Although an orbital period of $\sim$ 3.412 days (Jones et al. 1973) was quickly identified for 4U 1700-37, extensive searches (e.g. Rubin et al. 1996 and references therein) have failed to identify any other X-ray periodicities within the system that might correspond to the pulse period for a possible neutron star (although Konig & Maisack 1997 claim the presence of a 13.81 day period in CGRO BATSE & RXTE ASM datasets). Given the absence of any X-ray pulsations and the unusually hard nature of the spectrum various authors (e.g. Brown et al. 1996) have suggested that the compact companion could be a low mass black hole rather than a neutron star. However, Reynolds et al. (1999) point out that the 2-200 keV spectrum of 4U 1700-37 differs from those commonly observed for black hole candidates such as Cygnus X-1. Given that the X-ray spectrum of 4U 1700-37 is qualitatively similar to those of accreting neutron stars they suggest that the compact object is also a neutron star, and explain the lack of pulsations as due to either a weak magnetic field or an alignment of the magnetic field with the spin axis.

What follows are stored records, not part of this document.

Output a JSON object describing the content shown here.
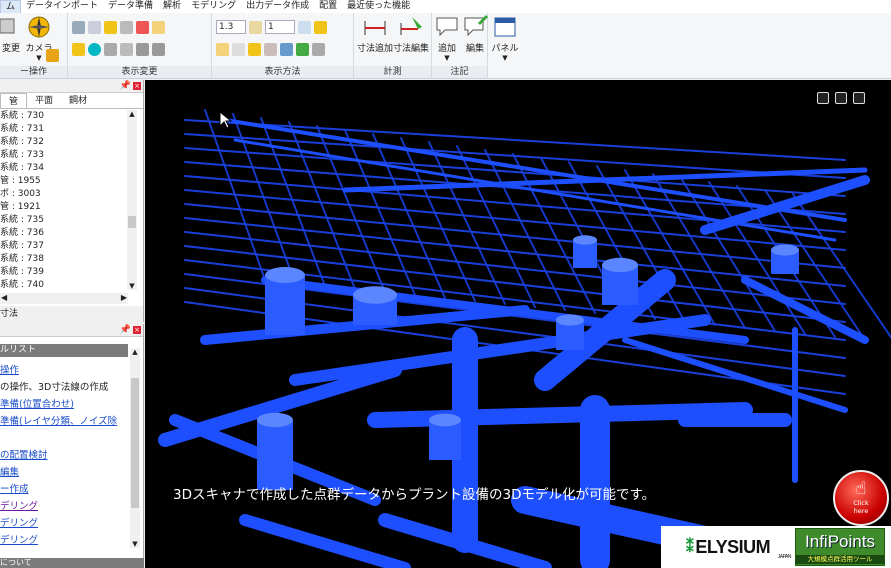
{
  "menu": {
    "items": [
      "ム",
      "データインポート",
      "データ準備",
      "解析",
      "モデリング",
      "出力データ作成",
      "配置",
      "最近使った機能"
    ]
  },
  "ribbon": {
    "change_label": "変更",
    "camera_label": "カメラ",
    "group_view_op": "ー操作",
    "group_view_change": "表示変更",
    "group_display_method": "表示方法",
    "group_measure": "計測",
    "group_annotation": "注記",
    "scale_combo": "1.3",
    "count_combo": "1",
    "dim_add": "寸法追加",
    "dim_edit": "寸法編集",
    "note_add": "追加",
    "note_edit": "編集",
    "panel": "パネル"
  },
  "left_panel_top": {
    "tabs": [
      "管",
      "平面",
      "鋼材"
    ],
    "rows": [
      "系統 : 730",
      "系統 : 731",
      "系統 : 732",
      "系統 : 733",
      "系統 : 734",
      "管 : 1955",
      "ポ : 3003",
      "管 : 1921",
      "系統 : 735",
      "系統 : 736",
      "系統 : 737",
      "系統 : 738",
      "系統 : 739",
      "系統 : 740"
    ],
    "below_tab": "寸法"
  },
  "left_panel_bottom": {
    "header": "ルリスト",
    "items": [
      {
        "text": "操作",
        "style": "link"
      },
      {
        "text": "の操作、3D寸法線の作成",
        "style": "plain"
      },
      {
        "text": "準備(位置合わせ)",
        "style": "link"
      },
      {
        "text": "準備(レイヤ分類、ノイズ除",
        "style": "link"
      },
      {
        "text": "",
        "style": "plain"
      },
      {
        "text": "の配置検討",
        "style": "link"
      },
      {
        "text": "編集",
        "style": "link"
      },
      {
        "text": "ー作成",
        "style": "link"
      },
      {
        "text": "デリング",
        "style": "visited"
      },
      {
        "text": "デリング",
        "style": "link"
      },
      {
        "text": "デリング",
        "style": "link"
      }
    ],
    "footer": "について"
  },
  "viewport": {
    "caption": "3Dスキャナで作成した点群データからプラント設備の3Dモデル化が可能です。",
    "click_button": {
      "line1": "Click",
      "line2": "here"
    },
    "logo_elysium": "ELYSIUM",
    "logo_elysium_sub": "JAPAN",
    "logo_infipoints": "InfiPoints",
    "logo_infipoints_sub": "大規模点群活用ツール"
  },
  "colors": {
    "pipe_blue": "#1e4fff",
    "viewport_bg": "#000000",
    "ribbon_bg": "#f5f6f7"
  }
}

With a spectral type of O6.5 Iaf⁺, HD 153919 is the hottest and potentially most massive mass donor of any of the the HMXB systems. As such, determination of its fundamental parameters (radius, temperature, mass and chemical composition) is of importance given that these will potentially provide valuable insights into the evolution of very massive stars and their ultimate fate. In particular by determining the masses of the components of HMXB systems, limits to the progenitor masses for neutron stars and black holes in such systems can be found while the chemical composition of the mass donor can shed light on the pre-supernova (SN) mass transfer mechanisms.

The paper is ordered as follows. Section 2 describes the determination of the physical properties of HD 153919; the complete dataset and the non-Local Thermal Equilibrium (non-LTE) code used to analyse it. Section 3 describes the Monte-Carlo technique used to determine the masses of both components of the binary system. In Sects. 4 and 5 we discuss the implications of our results for the evolution of hot massive stars, limits for the progenitor masses of compact objects and the equation of state for nuclear matter. Finally in Sect. 6 we summarize the main results of the paper.

2 Determination of the stellar parameters for HD 153919

As will be shown in Sect. 3, determination of the masses of both components in the system is hampered by the considerable uncertainties in the stellar radius of HD 153919. In order to address this problem, and in the light of dramatic advances in the sophistication of non-LTE model atmospheres we have decided to reanalyse both new and published ultraviolet to near-infrared spectroscopic and optical to mid-infrared photometric observations of HD 153919 in order to refine previous estimates of the stellar parameters.

2.1 The complete dataset

2.2 Spectral analysis

$\begin{figure} \par\includegraphics[angle=-90,width=17cm,clip]{MS2500f1.eps} \end{figure}$	Figure 1: Plots of selected regions of the optical spectrum of HD 153919 (solid line) and best fit model (dotted line); parameters listed in Table 1.
Open with DEXTER

To determine the stellar properties of HD 153919 we have utilised the non-LTE code of Hillier & Miller (1998) which solves the radiative transfer equation subject to the constraints of statistical and radiative equilibrium, in a spherical, extended atmosphere. Line blanketing is incorporated directly through the use of a super-level approach. We use a similar atomic model to that employed by Crowther et al. (2002) in their study of early O supergiants, including H I, He I-II, C III-IV, N III-V, O III-VI, Si IV, P IV-V, S IV-VI and Fe IV-VII. For extreme O supergiants, line blanketing and the strong stellar wind conspire to produce significant differences in stellar parameters relative to the standard plane-parallel hydrostatic results (see Crowther et al. 2002 for further details).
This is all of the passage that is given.